Although economists agree the recession is over, the road back to prosperity is no freeway. Of particular import to private schools is the continued increase in the unemployment rate, which rose to 10.2 percent in September. The broad measure of unemployment, which includes the officially unemployed, discouraged workers no longer receiving benefits and millions of part-time workers seeking full-time jobs, rose to 17.5 percent, the highest level since the Great Depression. The 1930s saw a 30-percent broad measure of joblessness, according to a New York Times estimate. This exceeds the present rate considerably, but economists expect unemployment to keep rising well into 2010 before a slow recovery begins. Some scenarios estimate that it will be 2014-15, at the earliest before the the U.S. will return to  the pre-recession, 5-percent unemployment rate.

Consumer spending, which accounts for 70 percent of the economy, fell 1.5 percent in September from the previous month, which saw a 2.7 percent increase due to the federal Car Allowance Rebate System (CARS) program. CARS has since been terminated, and the best that can be said is that retail sales are now decreasing at a slower pace in the past five months and remain well below 2008 levels. Job growth might also be retarded by corporate pessimism about the sustainability of the economic recovery as government stimulus programs wind down. Labor economists predict that many lost jobs will never return since businesses restructured, wiped out entire units and might increase outsourcing. Many new jobs will be lower-paying positions with no benefits, permanently crippling the capacity of many families to ever pay tuition and contribute to fundraising campaigns. In addition, the inevitability of higher taxes, not only for the rich but middle classes—Obama’s campaign promise notwithstanding—to address the huge gap between government revenue and spending will further burden families, slow job growth, spur outsourcing and drain resources that would otherwise be donated to philanthropy.

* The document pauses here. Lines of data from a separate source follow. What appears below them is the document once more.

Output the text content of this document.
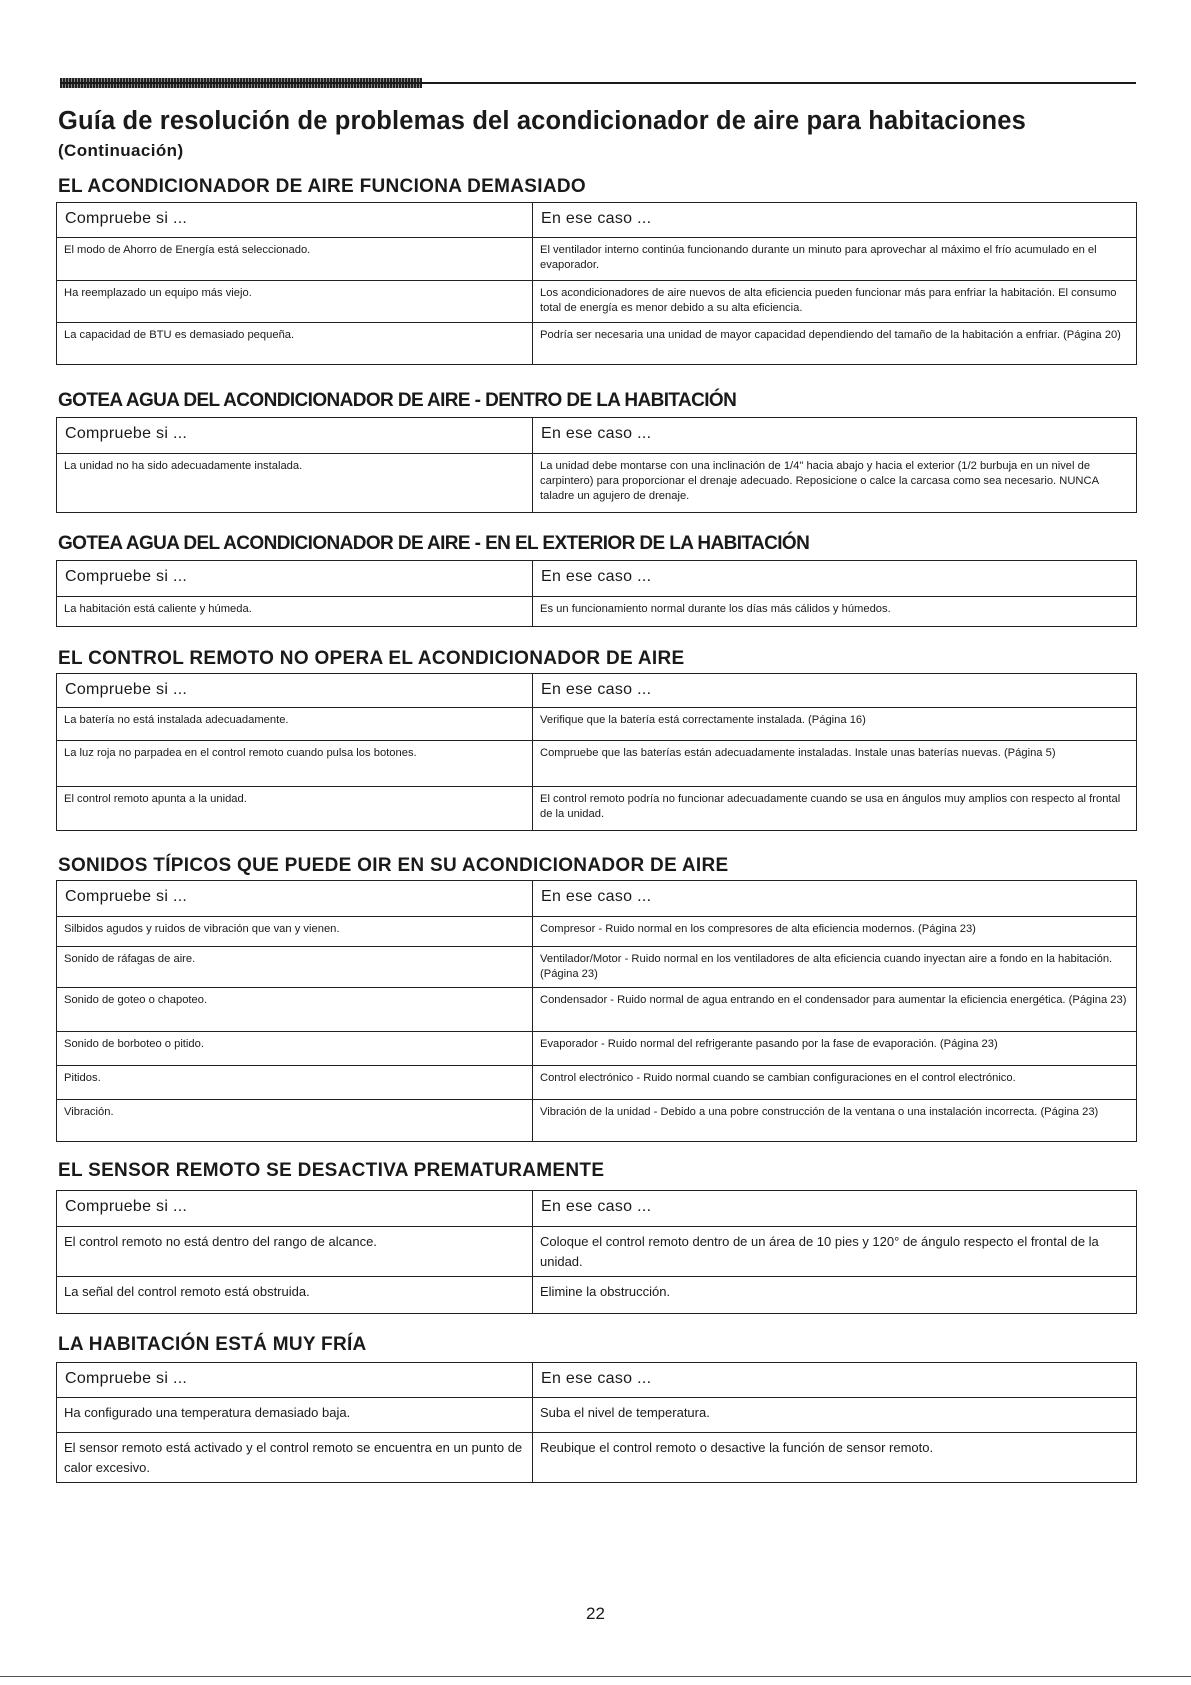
Guía de resolución de problemas del acondicionador de aire para habitaciones
(Continuación)
EL ACONDICIONADOR DE AIRE FUNCIONA DEMASIADO
Compruebe si ...	En ese caso ...
El modo de Ahorro de Energía está seleccionado.	El ventilador interno continúa funcionando durante un minuto para aprovechar al máximo el frío acumulado en el evaporador.
Ha reemplazado un equipo más viejo.	Los acondicionadores de aire nuevos de alta eficiencia pueden funcionar más para enfriar la habitación. El consumo total de energía es menor debido a su alta eficiencia.
La capacidad de BTU es demasiado pequeña.	Podría ser necesaria una unidad de mayor capacidad dependiendo del tamaño de la habitación a enfriar. (Página 20)
GOTEA AGUA DEL ACONDICIONADOR DE AIRE - DENTRO DE LA HABITACIÓN
Compruebe si ...	En ese caso ...
La unidad no ha sido adecuadamente instalada.	La unidad debe montarse con una inclinación de 1/4" hacia abajo y hacia el exterior (1/2 burbuja en un nivel de carpintero) para proporcionar el drenaje adecuado. Reposicione o calce la carcasa como sea necesario. NUNCA taladre un agujero de drenaje.
GOTEA AGUA DEL ACONDICIONADOR DE AIRE - EN EL EXTERIOR DE LA HABITACIÓN
Compruebe si ...	En ese caso ...
La habitación está caliente y húmeda.	Es un funcionamiento normal durante los días más cálidos y húmedos.
EL CONTROL REMOTO NO OPERA EL ACONDICIONADOR DE AIRE
Compruebe si ...	En ese caso ...
La batería no está instalada adecuadamente.	Verifique que la batería está correctamente instalada. (Página 16)
La luz roja no parpadea en el control remoto cuando pulsa los botones.	Compruebe que las baterías están adecuadamente instaladas. Instale unas baterías nuevas. (Página 5)
El control remoto apunta a la unidad.	El control remoto podría no funcionar adecuadamente cuando se usa en ángulos muy amplios con respecto al frontal de la unidad.
SONIDOS TÍPICOS QUE PUEDE OIR EN SU ACONDICIONADOR DE AIRE
Compruebe si ...	En ese caso ...
Silbidos agudos y ruidos de vibración que van y vienen.	Compresor - Ruido normal en los compresores de alta eficiencia modernos. (Página 23)
Sonido de ráfagas de aire.	Ventilador/Motor - Ruido normal en los ventiladores de alta eficiencia cuando inyectan aire a fondo en la habitación. (Página 23)
Sonido de goteo o chapoteo.	Condensador - Ruido normal de agua entrando en el condensador para aumentar la eficiencia energética. (Página 23)
Sonido de borboteo o pitido.	Evaporador - Ruido normal del refrigerante pasando por la fase de evaporación. (Página 23)
Pitidos.	Control electrónico - Ruido normal cuando se cambian configuraciones en el control electrónico.
Vibración.	Vibración de la unidad - Debido a una pobre construcción de la ventana o una instalación incorrecta. (Página 23)
EL SENSOR REMOTO SE DESACTIVA PREMATURAMENTE
Compruebe si ...	En ese caso ...
El control remoto no está dentro del rango de alcance.	Coloque el control remoto dentro de un área de 10 pies y 120° de ángulo respecto el frontal de la unidad.
La señal del control remoto está obstruida.	Elimine la obstrucción.
LA HABITACIÓN ESTÁ MUY FRÍA
Compruebe si ...	En ese caso ...
Ha configurado una temperatura demasiado baja.	Suba el nivel de temperatura.
El sensor remoto está activado y el control remoto se encuentra en un punto de calor excesivo.	Reubique el control remoto o desactive la función de sensor remoto.
22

On July 15, at a forum focusing on the sustainability and performance of urban faith-based schools, hosted by the U.S. Department of Education in Washington, D.C., superintendents from several Catholic school systems reported that parents who until last year had six-figure incomes are now desperately seeking financial assistance to keep their children in school. Parochial schools draw over 60 percent of their revenue from tuition and most institutions have been teetering for decades. The persistent weakness in the jobs market and philanthropy could precipitate school closings at epidemic proportions in the next few years said Karen Ristau, president of the National Catholic Education Association. “Unless urban Catholic schools become much more innovative, they’re facing extinction,” Butler said

This warning came with a recommendation: Catholic educators should look to Memphis for a lesson in how to sustain schools in some of the poorest zip codes in the country. The city was an improbable success story. In 1993, when J. Terry Steib was installed as Memphis’ first African American bishop, the diocese was a symbol of the fall of urban Catholic education in America: Eight of ten inner-city schools had closed as ethnic white Catholics had moved to the suburbs, and the two remaining downtown schools had few students. In some ways, urban Catholic education in Memphis and cities across the country has become a victim of its own success, having facilitating the departure of its graduates to more affluent neighborhoods.